Town Council has decided to draw $20,000 from Morinville’s transportation reserves to fund road repairs not included in the 2022 budget.

Those funds will be used for additional pothole filling to be completed by town staff.

Council made the decision after considering three options presented by administration, which it had requested to come up with a list of road, sidewalk and trail rehabilitation projects that could be done with $120,000 during this construction season.

At its June 14 meeting Councillor, Scott Richardson put forward the idea of using $120,000 of transportation reserve funds for additional road and sidewalk rehabilitation this season.

The option that involved spending the entire $120,000 would have seen it allocated to a contracted asphalt mill and overlay along Cardiff Road or 100 Street, sidewalk spot replacement in various locations or contracted spray patching of trails and roads in various locations.

Alternatively, transportation reserves funds could be used to Increase the roads operating budget up to $60,000 for one or both of contracted spray patching the most deficient areas of 100 Street and Cardiff Road, $40,000, or additional pothole repairs to be completed by staff, $20,000.

The other option was that transportation reserve funds not be used for project spending in 2022, with the administration to review options to for their use for funding in the capital plan for 2023.

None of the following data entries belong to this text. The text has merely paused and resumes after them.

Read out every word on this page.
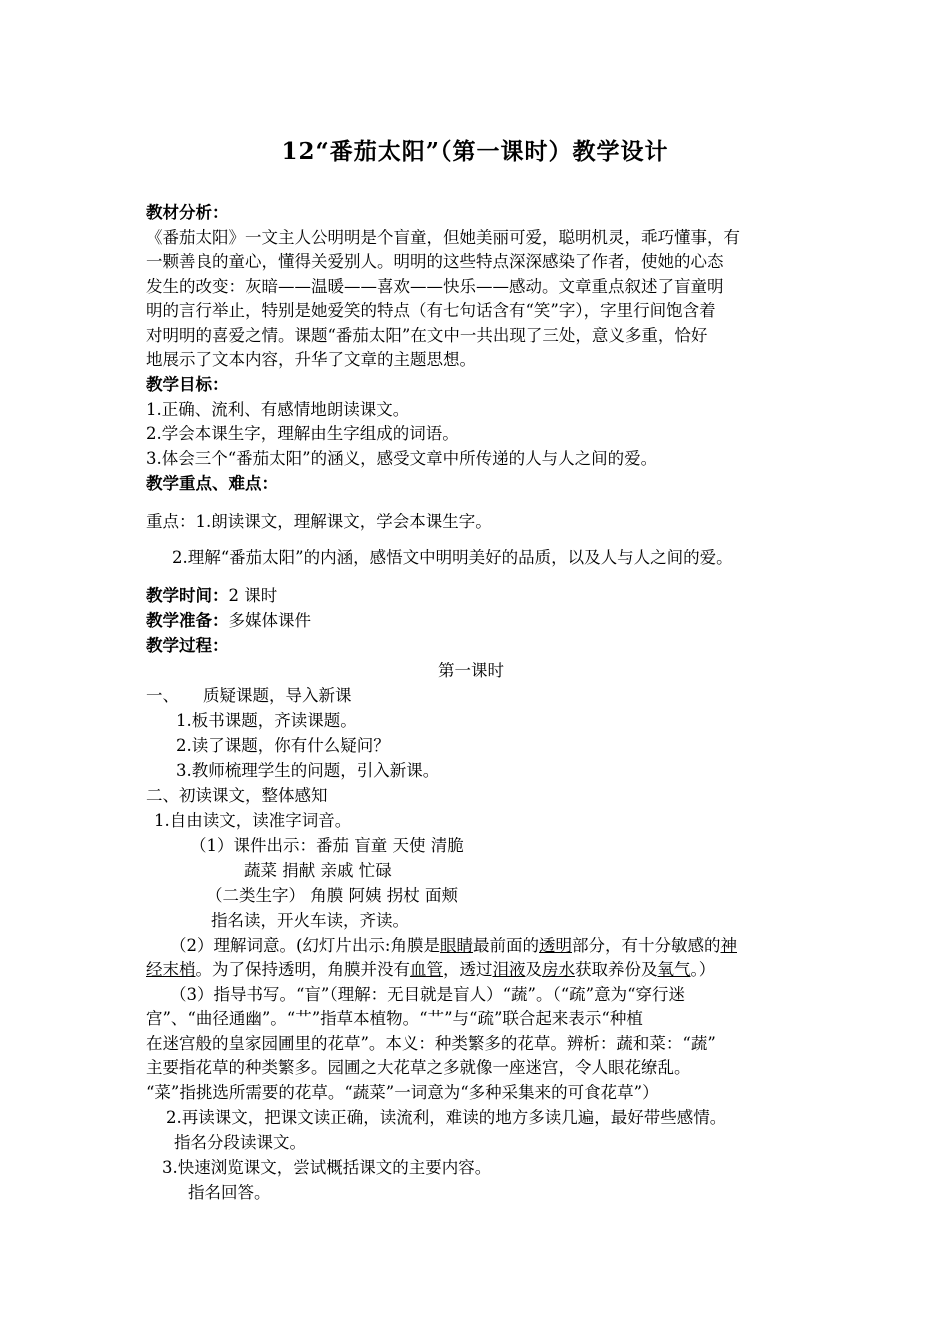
12“番茄太阳”（第一课时）教学设计
教材分析：
《番茄太阳》一文主人公明明是个盲童，但她美丽可爱，聪明机灵，乖巧懂事，有
一颗善良的童心，懂得关爱别人。明明的这些特点深深感染了作者，使她的心态
发生的改变：灰暗——温暖——喜欢——快乐——感动。文章重点叙述了盲童明
明的言行举止，特别是她爱笑的特点（有七句话含有“笑”字），字里行间饱含着
对明明的喜爱之情。课题“番茄太阳”在文中一共出现了三处，意义多重，恰好
地展示了文本内容，升华了文章的主题思想。
教学目标：
1.正确、流利、有感情地朗读课文。
2.学会本课生字，理解由生字组成的词语。
3.体会三个“番茄太阳”的涵义，感受文章中所传递的人与人之间的爱。
教学重点、难点：
重点：1.朗读课文，理解课文，学会本课生字。
2.理解“番茄太阳”的内涵，感悟文中明明美好的品质，以及人与人之间的爱。
教学时间：2 课时
教学准备：多媒体课件
教学过程：
第一课时
一、 质疑课题，导入新课
1.板书课题，齐读课题。
2.读了课题，你有什么疑问？
3.教师梳理学生的问题，引入新课。
二、初读课文，整体感知
1.自由读文，读准字词音。
（1）课件出示：番茄 盲童 天使 清脆
蔬菜 捐献 亲戚 忙碌
（二类生字） 角膜 阿姨 拐杖 面颊
指名读，开火车读，齐读。
（2）理解词意。(幻灯片出示:角膜是眼睛最前面的透明部分，有十分敏感的神
经末梢。为了保持透明，角膜并没有血管，透过泪液及房水获取养份及氧气。）
（3）指导书写。“盲”（理解：无目就是盲人）“蔬”。（“疏”意为“穿行迷
宫”、“曲径通幽”。“艹”指草本植物。“艹”与“疏”联合起来表示“种植
在迷宫般的皇家园圃里的花草”。本义：种类繁多的花草。辨析：蔬和菜：“蔬”
主要指花草的种类繁多。园圃之大花草之多就像一座迷宫，令人眼花缭乱。
“菜”指挑选所需要的花草。“蔬菜”一词意为“多种采集来的可食花草”）
2.再读课文，把课文读正确，读流利，难读的地方多读几遍，最好带些感情。
指名分段读课文。
3.快速浏览课文，尝试概括课文的主要内容。
指名回答。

This was the preferred option of the administration, which recommended that council defer utilizing the transportation reserves in 2022 in order to mitigate impacts to the 2023 capital budget from current economic conditions.

In his presentation to council, Infrastructure Services Manager Jordan Betteridge acknowledged that there are a greater than usual number of potholes and cracks in Morinville’s roads, sidewalks and trails because of the extraordinary 2021/2022 winter season weather, with its mid-winter freezing rain events and freeze/thaw cycles.

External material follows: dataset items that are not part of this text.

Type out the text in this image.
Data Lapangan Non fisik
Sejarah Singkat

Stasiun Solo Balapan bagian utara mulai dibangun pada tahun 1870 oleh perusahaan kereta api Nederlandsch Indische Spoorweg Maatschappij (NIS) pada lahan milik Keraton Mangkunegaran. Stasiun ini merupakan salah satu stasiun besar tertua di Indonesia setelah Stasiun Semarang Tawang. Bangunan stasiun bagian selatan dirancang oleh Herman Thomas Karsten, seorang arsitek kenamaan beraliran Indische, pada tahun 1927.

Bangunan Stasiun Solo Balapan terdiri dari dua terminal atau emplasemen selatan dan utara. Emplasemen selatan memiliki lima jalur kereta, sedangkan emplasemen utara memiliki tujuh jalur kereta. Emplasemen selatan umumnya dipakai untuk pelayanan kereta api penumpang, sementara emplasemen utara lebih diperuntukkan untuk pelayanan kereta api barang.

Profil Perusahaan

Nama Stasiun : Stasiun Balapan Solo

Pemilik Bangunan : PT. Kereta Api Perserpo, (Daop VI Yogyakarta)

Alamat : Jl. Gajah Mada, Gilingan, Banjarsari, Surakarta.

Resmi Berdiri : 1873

But because grant funding for the 2023 capital budget will be reduced, it may be necessary to use transportation reserve funds to ensure the annual road rehabilitation program and the annual sidewalk replacement program can be funded next year.

Also, the availability of contractors to take on projects may be limited at this point in the construction season.  Contractors are likely to have full workloads, and as a result pricing for new projects will typically come at a premium.

In the end, council favoured the $20,000 pothole repair option, unanimously passing a motion to that effect proposed by Councillor Rebecca Balanko.

“Let’s get this done now and make bigger plans for next year when we have to look at some repairs and possible replacements,” said Balanko. “The evidence was quite compelling with grant dollars not necessarily being allocated for next year that we’ll have to look at that buying power and stretching it out as much as we can.”

Withdrawing the funds for the pothole repair project leaves the transportation reserve with a balance of $320,861.66.

The 2022 budget allocated $880,400 to the Road Rehabilitation Program. That decreased to $760,400 when $120,000 was reallocated to cover the costs of substructure maintenance on the Little Egg Creek Bridge.

According to Betteridge, the reallocation will not take away from necessary road rehabilitation work because underground work budgeted for was found to be unnecessary.

The need for maintenance of the structure on East Boundary Road, also known as the Manawan Canal Bridge, came to light during an inspection of the damage after a Sturgeon County grader hit deck girders on May 11, knocking them out of alignment.

Sturgeon County will be paying for the girder repairs.